Threat feed connectors per VDOM
When multi-VDOM mode is enabled, a threat feed external connector can be defined in global or within a VDOM. Global threat feeds can be used in any VDOM, but cannot be edited within the VDOM. FortiGuard category and domain name-based external feeds have an added category number field to identify the threat feed.

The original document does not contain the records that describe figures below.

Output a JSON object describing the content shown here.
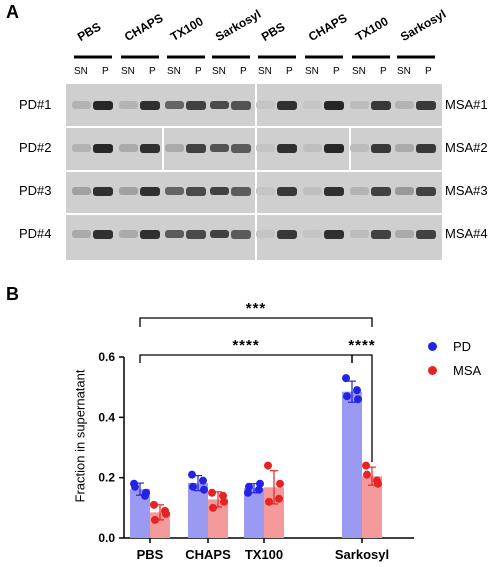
{
  "panel_a": {
    "letter": "A",
    "detergents": [
      "PBS",
      "CHAPS",
      "TX100",
      "Sarkosyl",
      "PBS",
      "CHAPS",
      "TX100",
      "Sarkosyl"
    ],
    "lane_labels": [
      "SN",
      "P"
    ],
    "left_rows": [
      "PD#1",
      "PD#2",
      "PD#3",
      "PD#4"
    ],
    "right_rows": [
      "MSA#1",
      "MSA#2",
      "MSA#3",
      "MSA#4"
    ]
  },
  "panel_b": {
    "letter": "B",
    "legend": [
      {
        "name": "PD",
        "color": "#2323e6"
      },
      {
        "name": "MSA",
        "color": "#e62323"
      }
    ],
    "significance": {
      "top": "***",
      "pbs_vs_sarkosyl": "****",
      "sarkosyl_pd_vs_msa": "****"
    }
  },
  "chart_data": {
    "type": "bar",
    "title": "",
    "xlabel": "",
    "ylabel": "Fraction in supernatant",
    "ylim": [
      0,
      0.6
    ],
    "yticks": [
      "0.0",
      "0.2",
      "0.4",
      "0.6"
    ],
    "categories": [
      "PBS",
      "CHAPS",
      "TX100",
      "Sarkosyl"
    ],
    "series": [
      {
        "name": "PD",
        "color": "#2323e6",
        "bar_color": "#9a9af2",
        "values": [
          0.162,
          0.182,
          0.165,
          0.485
        ],
        "errors": [
          0.02,
          0.025,
          0.015,
          0.035
        ],
        "points": [
          [
            0.18,
            0.15,
            0.17,
            0.14
          ],
          [
            0.21,
            0.16,
            0.17,
            0.19
          ],
          [
            0.15,
            0.18,
            0.17,
            0.16
          ],
          [
            0.53,
            0.46,
            0.47,
            0.49
          ]
        ]
      },
      {
        "name": "MSA",
        "color": "#e62323",
        "bar_color": "#f49a9a",
        "values": [
          0.085,
          0.128,
          0.168,
          0.205
        ],
        "errors": [
          0.025,
          0.025,
          0.055,
          0.03
        ],
        "points": [
          [
            0.11,
            0.08,
            0.06,
            0.09
          ],
          [
            0.15,
            0.12,
            0.1,
            0.14
          ],
          [
            0.24,
            0.18,
            0.12,
            0.13
          ],
          [
            0.24,
            0.18,
            0.21,
            0.19
          ]
        ]
      }
    ],
    "grid": false,
    "legend_position": "right"
  }
}
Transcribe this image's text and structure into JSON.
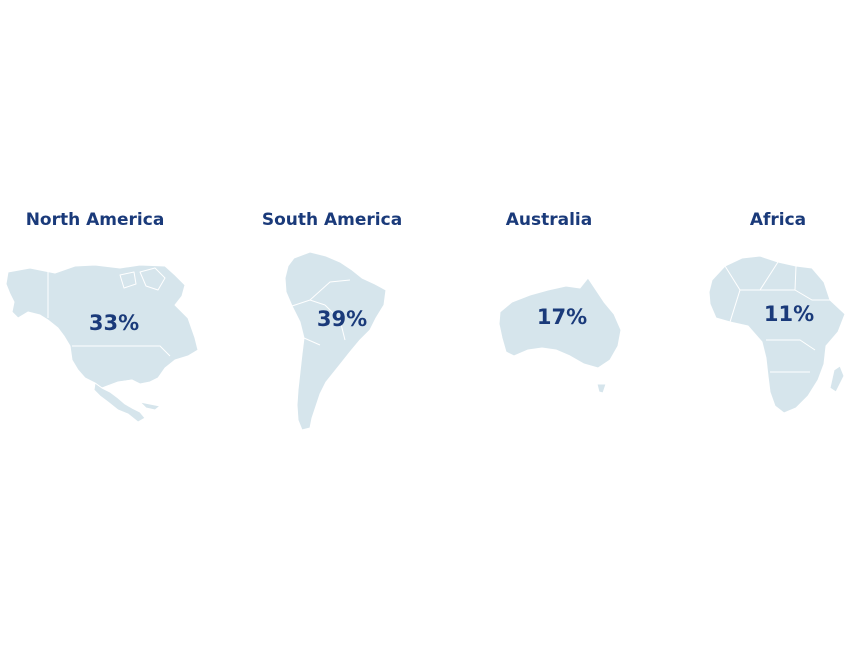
{
  "map": {
    "land_color": "#d6e5ec",
    "text_color": "#1a3a7a",
    "regions": [
      {
        "name": "North America",
        "value": "33%"
      },
      {
        "name": "South America",
        "value": "39%"
      },
      {
        "name": "Australia",
        "value": "17%"
      },
      {
        "name": "Africa",
        "value": "11%"
      }
    ]
  }
}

The threat feed name in global must start with g-
. Threat feed names in VDOMs cannot start with g-
.
FortiGuard category and domain name-based external feed entries must have a number assigned to them that ranges from 192 to 221. This number can be assigned to both external feed types. However, when a category number is used under a global entry, such as 192 with the name g-cat-192
, this category number cannot be used in any other global or VDOM entries. If a category is used under a VDOM entry, such as 192 under VDOM1 with the name cat-192
, the category 192 can be used in another VDOM or root with the name cat-192
.
A thread feed connector can only be used in profiles in the VDOM that it was created in. Global connectors can be used in all VDOMs.
Each VDOM can have a maximum of 256 thread feed entries. But in total, a FortiGate can only have 511 thread feed entries.
To configure an external threat feed connector under global in the GUI:
- Go to Security Fabric > External Connectors and click Create New.
- In the Threat Feeds section, click FortiGuard Category.
- Enter a name that begins with
g-
. - Configure the other settings as needed.
- Click OK.
To configure an external threat feed connector under global in the CLI:
config global config system external-resource edit "g-category" set status enable set type category set category 192 set comments '' set resource "http://172.16.200.55/external-resource-test/513-FDGCategory.txt" set refresh-rate 5 next end end
To configure an external threat feed connector under a VDOM in the GUI:
- Go to Security Fabric > External Connectors and click Create New.
- In the Threat Feeds section, click Domain Name.